Last Sunday at InsideOut, our host became our speaker and spent a few minutes talking about friends.

Friends.

If you get into the right friend group, you'll beast mode high school.

Friends.
Not drinking buddies. Friends.
People who'll keep each other accountable at a party. People who're on the same page. People who've got your back.

I came to the rude awakening I'd been suspecting for a while, and opened my eyes.

I don't have friends.
I have mutual friends, people I kind of know in my kind of classes and sort of gym, but I don't have accountability partners.
I'm on the same page with a few people, but we aren't close.
It's just so hard for me to open up and trust people, yah know? I've only opened up to a handful of people, and for good reason.
I'm afraid my secrets and self are too deep for most anyone to handle.
They might see me as a beast and push me away.

I have friends. Kindred spirits.

One of them has a hectic schedule and goes to another school. Two of them moved several states away. One of them lives halfway across the country. Two of them live halfway across the world.

I have friends, true friends, but they're too far away.

So, I've been praying with more humility than I've had in a long time, and for three days this week, God has answered my prayers.

On Wednesday and Thursday, Chad and Carlee stopped by the gym to train.
I was so eager to see them, I trained for an hour on Monday, and stayed for three hours each day for the other two.
Besides them, some miracle brought Ms. Debra Vega and Chad Harper there too.

On Thursday, God brought me Sydney.
She brought me such joy, I don't even have the words to express it.

So far at my school, I've made at least two semi close friends each year.
Unfortunately, with changing lunch periods, classes, and seats, it's been difficult to keep them.

I hope I can keep the one.
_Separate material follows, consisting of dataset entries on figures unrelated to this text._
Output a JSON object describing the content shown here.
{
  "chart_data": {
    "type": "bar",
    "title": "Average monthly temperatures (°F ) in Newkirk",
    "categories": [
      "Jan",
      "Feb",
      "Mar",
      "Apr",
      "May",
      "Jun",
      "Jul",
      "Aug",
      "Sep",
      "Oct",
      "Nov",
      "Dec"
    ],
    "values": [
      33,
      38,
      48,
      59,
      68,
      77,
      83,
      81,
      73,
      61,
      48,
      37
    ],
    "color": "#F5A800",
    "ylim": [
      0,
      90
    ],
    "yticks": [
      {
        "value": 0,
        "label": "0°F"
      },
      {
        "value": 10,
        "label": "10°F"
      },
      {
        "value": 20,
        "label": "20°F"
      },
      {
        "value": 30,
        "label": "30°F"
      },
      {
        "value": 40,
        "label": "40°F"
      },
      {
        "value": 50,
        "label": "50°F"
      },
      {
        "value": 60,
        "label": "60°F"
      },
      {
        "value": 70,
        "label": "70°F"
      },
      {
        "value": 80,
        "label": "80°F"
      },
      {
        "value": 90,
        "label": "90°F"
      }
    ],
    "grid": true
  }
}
Maybe both. Three if I'm lucky.
I don't believe in luck.

It takes one to two years to forge a nice relationship with me. More than two and a little bit of effort, close friends. More than three and a truckload, loyal friend for life.

Syd and I have been friends for about ten years.
I'm sad we're so far away now. I hope we can meet up again in July :)

I may be on my own right now, but I will find my friends. Even if it takes one hundred years. I'll find them. Someday.